Комиссар зажег свет не сразу, а пораздумал над тем, что происходит. Наконец он разобрал, что жалюзи медленно подняли вверх. Темнота, окружавшая его, немного осветилась, в неясном свете призрачно надулись занавески, затем он услышал, как жалюзи опять осторожно опустили. Его вновь окружила непроницаемая темнота полночи; однако он почувствовал, как какая-то фигура двинулась от окна к нему.

— Наконец-то, — сказал Берлах. — Наконец-то это ты, Гулливер, — и включил ночную лампу.

В комнате стоял в старом, запятнанном и изорванном сюртуке огромный человек, освещенный красным светом лампы.

Старик откинулся на подушки, сложив руки за головой.

— Я уже подумывал о том, что ты меня посетишь сегодня ночью.
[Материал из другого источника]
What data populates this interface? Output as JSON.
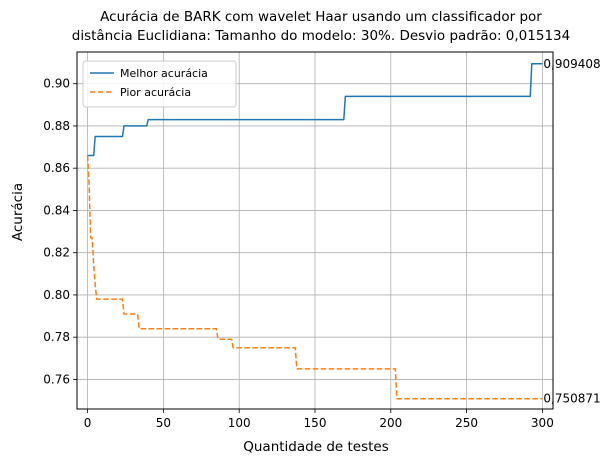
{
  "chart_data": {
    "type": "line",
    "title_line1": "Acurácia de BARK com wavelet Haar usando um classificador por",
    "title_line2": "distância Euclidiana: Tamanho do modelo: 30%. Desvio padrão: 0,015134",
    "xlabel": "Quantidade de testes",
    "ylabel": "Acurácia",
    "xlim": [
      -7,
      307
    ],
    "ylim": [
      0.746,
      0.915
    ],
    "xticks": [
      0,
      50,
      100,
      150,
      200,
      250,
      300
    ],
    "xtick_labels": [
      "0",
      "50",
      "100",
      "150",
      "200",
      "250",
      "300"
    ],
    "yticks": [
      0.76,
      0.78,
      0.8,
      0.82,
      0.84,
      0.86,
      0.88,
      0.9
    ],
    "ytick_labels": [
      "0.76",
      "0.78",
      "0.80",
      "0.82",
      "0.84",
      "0.86",
      "0.88",
      "0.90"
    ],
    "grid": true,
    "legend_position": "top-left",
    "series": [
      {
        "name": "Melhor acurácia",
        "color": "#1f77b4",
        "style": "solid",
        "x": [
          0,
          1,
          4,
          5,
          23,
          24,
          39,
          40,
          169,
          170,
          292,
          293,
          300
        ],
        "y": [
          0.866,
          0.866,
          0.866,
          0.875,
          0.875,
          0.88,
          0.88,
          0.883,
          0.883,
          0.894,
          0.894,
          0.909408,
          0.909408
        ]
      },
      {
        "name": "Pior acurácia",
        "color": "#ff7f0e",
        "style": "dashed",
        "x": [
          0,
          1,
          2,
          3,
          4,
          5,
          6,
          7,
          23,
          24,
          33,
          34,
          85,
          86,
          95,
          96,
          137,
          138,
          203,
          204,
          300
        ],
        "y": [
          0.866,
          0.852,
          0.827,
          0.827,
          0.814,
          0.805,
          0.798,
          0.798,
          0.798,
          0.791,
          0.791,
          0.784,
          0.784,
          0.779,
          0.779,
          0.775,
          0.775,
          0.765,
          0.765,
          0.750871,
          0.750871
        ]
      }
    ],
    "annotations": [
      {
        "text": "0,909408",
        "x": 300,
        "y": 0.909408
      },
      {
        "text": "0,750871",
        "x": 300,
        "y": 0.750871
      }
    ]
  }
}
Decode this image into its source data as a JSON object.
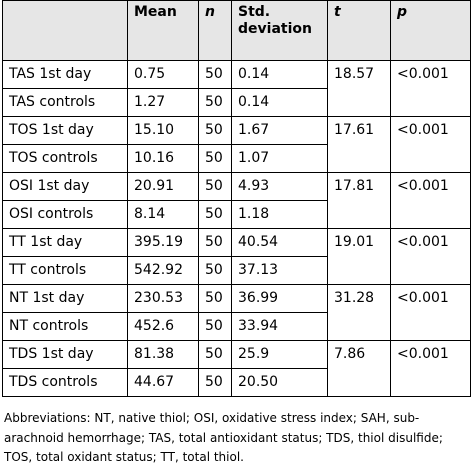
{
  "table": {
    "header": [
      "",
      "Mean",
      "n",
      "Std. deviation",
      "t",
      "p"
    ],
    "groups": [
      {
        "rows": [
          [
            "TAS 1st day",
            "0.75",
            "50",
            "0.14"
          ],
          [
            "TAS controls",
            "1.27",
            "50",
            "0.14"
          ]
        ],
        "t": "18.57",
        "p": "<0.001"
      },
      {
        "rows": [
          [
            "TOS 1st day",
            "15.10",
            "50",
            "1.67"
          ],
          [
            "TOS controls",
            "10.16",
            "50",
            "1.07"
          ]
        ],
        "t": "17.61",
        "p": "<0.001"
      },
      {
        "rows": [
          [
            "OSI 1st day",
            "20.91",
            "50",
            "4.93"
          ],
          [
            "OSI controls",
            "8.14",
            "50",
            "1.18"
          ]
        ],
        "t": "17.81",
        "p": "<0.001"
      },
      {
        "rows": [
          [
            "TT 1st day",
            "395.19",
            "50",
            "40.54"
          ],
          [
            "TT controls",
            "542.92",
            "50",
            "37.13"
          ]
        ],
        "t": "19.01",
        "p": "<0.001"
      },
      {
        "rows": [
          [
            "NT 1st day",
            "230.53",
            "50",
            "36.99"
          ],
          [
            "NT controls",
            "452.6",
            "50",
            "33.94"
          ]
        ],
        "t": "31.28",
        "p": "<0.001"
      },
      {
        "rows": [
          [
            "TDS 1st day",
            "81.38",
            "50",
            "25.9"
          ],
          [
            "TDS controls",
            "44.67",
            "50",
            "20.50"
          ]
        ],
        "t": "7.86",
        "p": "<0.001"
      }
    ]
  },
  "footnote": "Abbreviations: NT, native thiol; OSI, oxidative stress index; SAH, sub-arachnoid hemorrhage; TAS, total antioxidant status; TDS, thiol disulfide; TOS, total oxidant status; TT, total thiol."
}
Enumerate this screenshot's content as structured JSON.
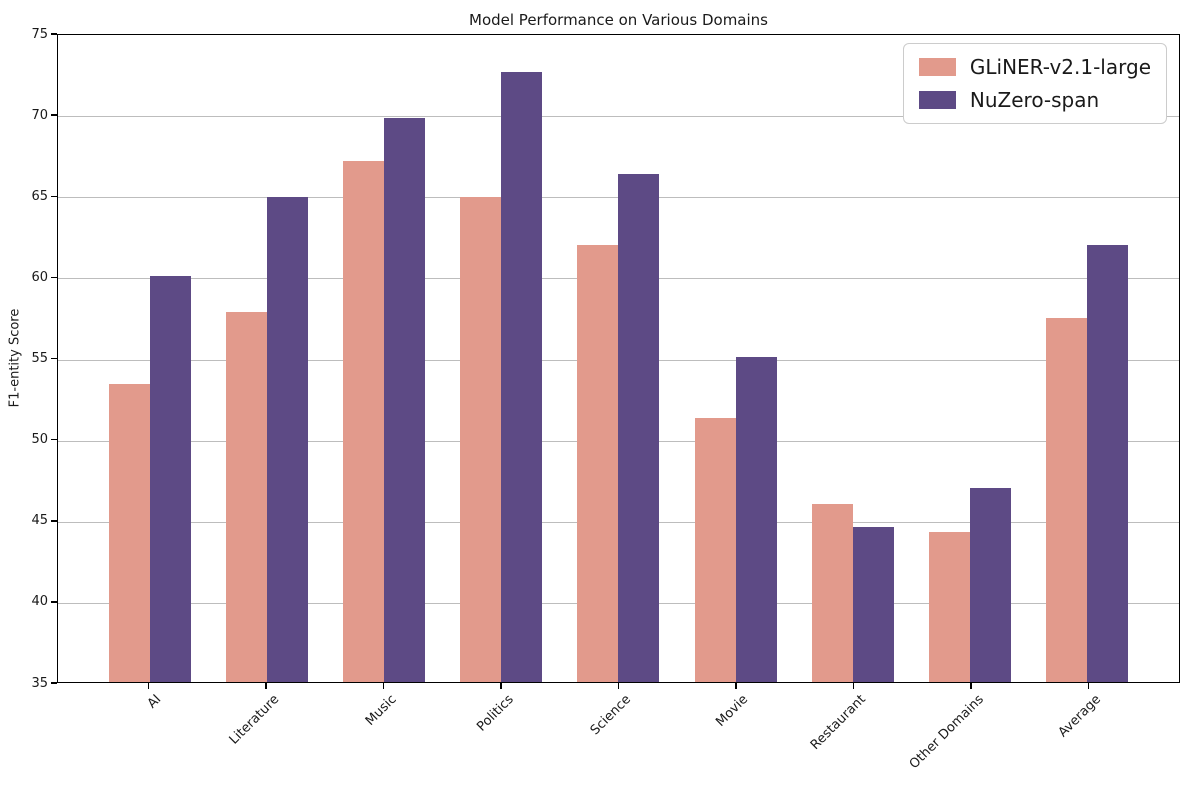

И уж, конечно, представлял себе, как ты умеешь лазить по фасадам домов, — сказал он.

— Ты мой друг, — ответил гость, — поэтому я и пришел.

У него была крупная лысая голова, руки, покрытые ужасными шрамами, свидетельствовавшими о бесчеловечных истязаниях, однако ничто не могло уничтожить величие лица этого человека. Гигант стоял в комнате, не двигаясь, легко наклонившись вперед, опустив руки; его тень призрачно лежала на занавесках, бриллиантовые глаза без ресниц с непоколебимой ясностью смотрели на старика.

— Откуда ты знаешь, что мне необходимо быть в Берне? — послышалось из разбитого, почти безгубого рта; в манере говорить чувствовалось, что он владеет многими языками, однако его немецкий был почти без акцента. — Гулливер не оставляет следов.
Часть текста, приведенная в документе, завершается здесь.